Glas Ocean Electric, a Nova Scotia-based company working to create electric power option for commercial fishing vessels, announced on Oct.4 that it had received a DARPA grant to develop and demonstrate a low-cost data acquisition system.
“We know that on land, drivers with information about how much fuel they are using burn 15 percent less,” says Glas president Sue Molloy. “Most fishermen know more or less how much fuel they’re burning; what we give them is better resolution.”

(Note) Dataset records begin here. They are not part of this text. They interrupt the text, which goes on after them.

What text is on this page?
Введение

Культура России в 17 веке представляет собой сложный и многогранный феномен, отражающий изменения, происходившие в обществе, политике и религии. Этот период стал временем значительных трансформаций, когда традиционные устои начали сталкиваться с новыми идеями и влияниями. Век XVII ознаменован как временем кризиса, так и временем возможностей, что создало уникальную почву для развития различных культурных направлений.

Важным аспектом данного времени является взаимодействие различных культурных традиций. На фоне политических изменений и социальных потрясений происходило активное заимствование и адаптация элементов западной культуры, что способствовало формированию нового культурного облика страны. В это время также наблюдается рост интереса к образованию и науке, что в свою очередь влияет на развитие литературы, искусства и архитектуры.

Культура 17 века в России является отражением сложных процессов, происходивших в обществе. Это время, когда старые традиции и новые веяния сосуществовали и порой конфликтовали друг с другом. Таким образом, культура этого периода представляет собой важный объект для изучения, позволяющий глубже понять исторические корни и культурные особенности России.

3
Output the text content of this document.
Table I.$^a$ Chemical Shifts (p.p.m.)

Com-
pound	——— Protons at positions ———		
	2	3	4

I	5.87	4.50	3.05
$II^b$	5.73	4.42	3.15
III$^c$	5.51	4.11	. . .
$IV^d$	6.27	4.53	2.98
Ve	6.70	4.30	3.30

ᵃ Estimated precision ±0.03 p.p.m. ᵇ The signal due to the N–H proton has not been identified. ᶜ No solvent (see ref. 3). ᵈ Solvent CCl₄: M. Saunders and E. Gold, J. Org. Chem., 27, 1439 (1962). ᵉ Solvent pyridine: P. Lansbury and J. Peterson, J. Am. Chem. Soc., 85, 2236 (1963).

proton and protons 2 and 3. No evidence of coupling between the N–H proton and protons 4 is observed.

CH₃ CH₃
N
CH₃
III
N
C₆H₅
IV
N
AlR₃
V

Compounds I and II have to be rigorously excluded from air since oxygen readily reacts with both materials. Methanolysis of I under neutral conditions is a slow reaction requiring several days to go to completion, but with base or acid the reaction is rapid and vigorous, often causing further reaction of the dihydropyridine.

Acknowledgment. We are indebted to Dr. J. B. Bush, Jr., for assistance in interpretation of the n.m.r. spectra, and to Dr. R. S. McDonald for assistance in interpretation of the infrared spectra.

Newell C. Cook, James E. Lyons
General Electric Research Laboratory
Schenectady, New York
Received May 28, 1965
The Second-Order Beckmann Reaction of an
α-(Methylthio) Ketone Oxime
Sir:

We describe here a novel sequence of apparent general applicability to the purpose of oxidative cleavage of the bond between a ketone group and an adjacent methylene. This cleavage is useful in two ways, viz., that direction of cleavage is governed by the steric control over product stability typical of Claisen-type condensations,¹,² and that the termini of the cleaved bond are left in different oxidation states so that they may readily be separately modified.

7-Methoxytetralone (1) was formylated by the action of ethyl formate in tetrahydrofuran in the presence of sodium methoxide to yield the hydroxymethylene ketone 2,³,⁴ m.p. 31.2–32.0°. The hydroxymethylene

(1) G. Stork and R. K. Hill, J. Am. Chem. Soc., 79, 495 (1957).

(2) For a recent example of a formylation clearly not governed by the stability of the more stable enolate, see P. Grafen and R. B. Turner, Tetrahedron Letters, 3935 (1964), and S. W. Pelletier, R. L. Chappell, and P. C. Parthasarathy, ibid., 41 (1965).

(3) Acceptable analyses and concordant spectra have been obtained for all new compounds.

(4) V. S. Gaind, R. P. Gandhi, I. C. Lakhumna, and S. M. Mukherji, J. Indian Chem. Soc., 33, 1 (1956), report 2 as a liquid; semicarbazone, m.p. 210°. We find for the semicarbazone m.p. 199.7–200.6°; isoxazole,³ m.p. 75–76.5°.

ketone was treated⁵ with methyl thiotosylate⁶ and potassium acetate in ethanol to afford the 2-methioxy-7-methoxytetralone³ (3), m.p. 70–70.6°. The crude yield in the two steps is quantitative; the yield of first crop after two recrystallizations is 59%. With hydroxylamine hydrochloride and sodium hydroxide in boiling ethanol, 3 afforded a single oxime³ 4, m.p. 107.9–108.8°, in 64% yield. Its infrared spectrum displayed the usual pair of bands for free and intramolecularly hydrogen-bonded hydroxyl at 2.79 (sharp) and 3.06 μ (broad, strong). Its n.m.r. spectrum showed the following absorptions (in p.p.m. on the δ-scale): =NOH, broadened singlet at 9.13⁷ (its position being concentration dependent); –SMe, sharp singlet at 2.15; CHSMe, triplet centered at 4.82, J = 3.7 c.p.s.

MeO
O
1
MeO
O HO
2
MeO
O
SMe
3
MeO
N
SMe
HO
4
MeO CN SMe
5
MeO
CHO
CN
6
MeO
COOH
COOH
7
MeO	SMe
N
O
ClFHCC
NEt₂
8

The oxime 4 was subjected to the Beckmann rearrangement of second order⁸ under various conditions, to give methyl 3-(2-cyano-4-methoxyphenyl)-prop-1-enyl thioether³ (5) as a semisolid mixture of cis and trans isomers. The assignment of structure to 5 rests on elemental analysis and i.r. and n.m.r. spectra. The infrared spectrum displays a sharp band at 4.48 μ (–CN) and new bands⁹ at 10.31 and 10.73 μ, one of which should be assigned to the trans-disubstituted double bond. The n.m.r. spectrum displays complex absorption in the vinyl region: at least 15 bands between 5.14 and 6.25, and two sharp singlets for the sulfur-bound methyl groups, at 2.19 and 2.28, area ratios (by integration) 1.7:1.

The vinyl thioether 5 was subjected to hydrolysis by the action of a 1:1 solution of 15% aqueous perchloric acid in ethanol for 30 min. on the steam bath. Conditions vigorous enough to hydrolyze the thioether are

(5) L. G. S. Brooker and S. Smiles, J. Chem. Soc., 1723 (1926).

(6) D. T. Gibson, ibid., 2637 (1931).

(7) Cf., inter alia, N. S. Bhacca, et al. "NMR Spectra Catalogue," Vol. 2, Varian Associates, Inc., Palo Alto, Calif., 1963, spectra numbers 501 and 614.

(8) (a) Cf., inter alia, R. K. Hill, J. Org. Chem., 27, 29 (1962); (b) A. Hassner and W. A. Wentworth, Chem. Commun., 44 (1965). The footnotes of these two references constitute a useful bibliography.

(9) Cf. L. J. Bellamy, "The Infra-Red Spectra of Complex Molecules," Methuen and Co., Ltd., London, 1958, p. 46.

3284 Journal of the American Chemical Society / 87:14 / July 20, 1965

DARPA, the Defense Advanced Research Projects Agency, is part of the U.S. Department of Defense that funds breakthrough technologies. The Glas Ocean Electric technology, called PerforMarine, will collect a combination of data that includes oceanographic and weather information and feed that into an artificial intelligence (AI) algorithm that will give vessel operators a deeper understanding of their fuel use.
“If a fisherman is going out when the tide is running a certain way, and waves are a certain height, and it is costing more in fuel, this can tell him if it makes sense to leave at a different time,” says Molloy. She also notes that PerforMarine can create a baseline for vessel performance and allow operators to earn carbon credits for reducing their carbon footprints.
According to Molloy, the information gathered with PerforMarine is uploaded to an online cloud and can be accessed by the user while also being integrated anonymously into the creation of a big data picture of fuel use under varying conditions. “It’s like the way your Fitbit data is collected anonymously to help understand health,” says Molloy.
Vessel operators will see information as readouts on a screen in real-time, and it can also be accessed by fleet owners who want to monitor and compare the performance of their vessels and advise captains on how they might conserve more fuel.
“Another thing this can do is create a vessel performance picture over time and let you know if a hybrid system would be cost-effective,” says Molloy.
The technology is still in its early stages of development. Molloy says that the price and timeline for the rollout are still being determined.